CDC coronavirus tests give "inconclusive" results, may not work: officials

The coronavirus test kits distributed to various U.S. states and 30 other countries by the U.S. Centers for disease control may not work, and are feared to deliver results that are at best 'inconclusive,' officials said today.

In the United States, 13 cases of the infection in patients have been confirmed so far. An estimated 850 evacuees who are American have quarantined at military bases after flying from China. Others are self-quarantining at home.

From the New York Times:

The kits were meant to enable states to conduct their own testing and get results faster than they would by shipping samples to the C.D.C. in Atlanta. But the failure of the kits means that states still have to depend on the C.D.C., which will mean several days' delay in getting results.

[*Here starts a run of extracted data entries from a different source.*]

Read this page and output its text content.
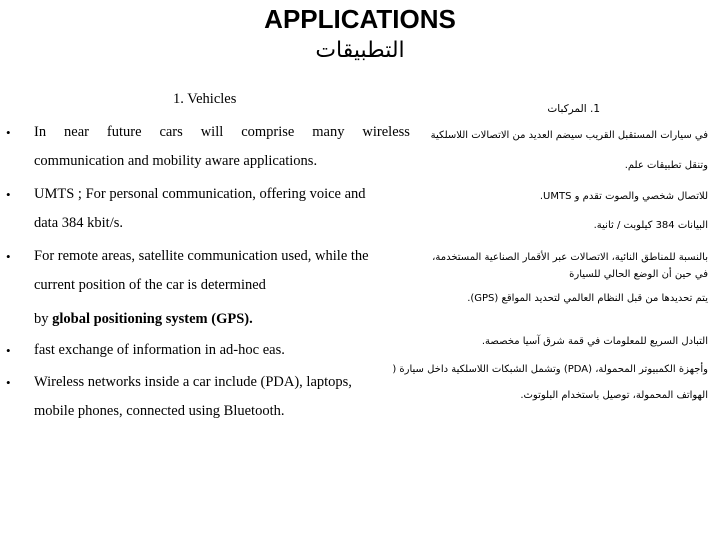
APPLICATIONS
التطبيقات
1. Vehicles
1. المركبات
• In near future cars will comprise many wireless
communication and mobility aware applications.
• UMTS ; For personal communication, offering voice and
data 384 kbit/s.
• For remote areas, satellite communication used, while the
current position of the car is determined
by global positioning system (GPS).
• fast exchange of information in ad-hoc eas.
• Wireless networks inside a car include (PDA), laptops,
mobile phones, connected using Bluetooth.
في سيارات المستقبل القريب سيضم العديد من الاتصالات اللاسلكية
وتنقل تطبيقات علم.
للاتصال شخصي والصوت تقدم و UMTS.
البيانات 384 كيلوبت / ثانية.
بالنسبة للمناطق النائية، الاتصالات عبر الأقمار الصناعية المستخدمة،
في حين أن الوضع الحالي للسيارة
يتم تحديدها من قبل النظام العالمي لتحديد المواقع (GPS).
التبادل السريع للمعلومات في قمة شرق آسيا مخصصة.
وأجهزة الكمبيوتر المحمولة، (PDA) وتشمل الشبكات اللاسلكية داخل سيارة (
الهواتف المحمولة، توصيل باستخدام البلوتوث.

The C.D.C. announced last week that it had begun shipping about 200 kits to laboratories in the United States and roughly 200 more to labs in more than 30 other countries. Each kit can test about 700 to 800 specimens from patients, the agency said.

On trial runs in some states, the kits produced results that were "inconclusive," Dr. Nancy Messonnier, director of the National Center for Immunization and Respiratory Diseases, said at a news conference on Wednesday.

"Things may not always go as smoothly as we may like," Dr. Messonnier said.

Read more:

Coronavirus Test Kits Sent to States, 30 Countries Are Flawed, C.D.C. Says

PHOTO: CDC.GOV, the tests now seen as flawed:

This is a picture of CDC's laboratory test kit for the 2019 novel coronavirus (2019-nCoV). CDC is shipping the test kits to laboratories CDC has designated as qualified, including U.S. state and local public health laboratories, Department of Defense (DOD) laboratories and select international laboratories. The test kits are bolstering global laboratory capacity for detecting 2019-nCov.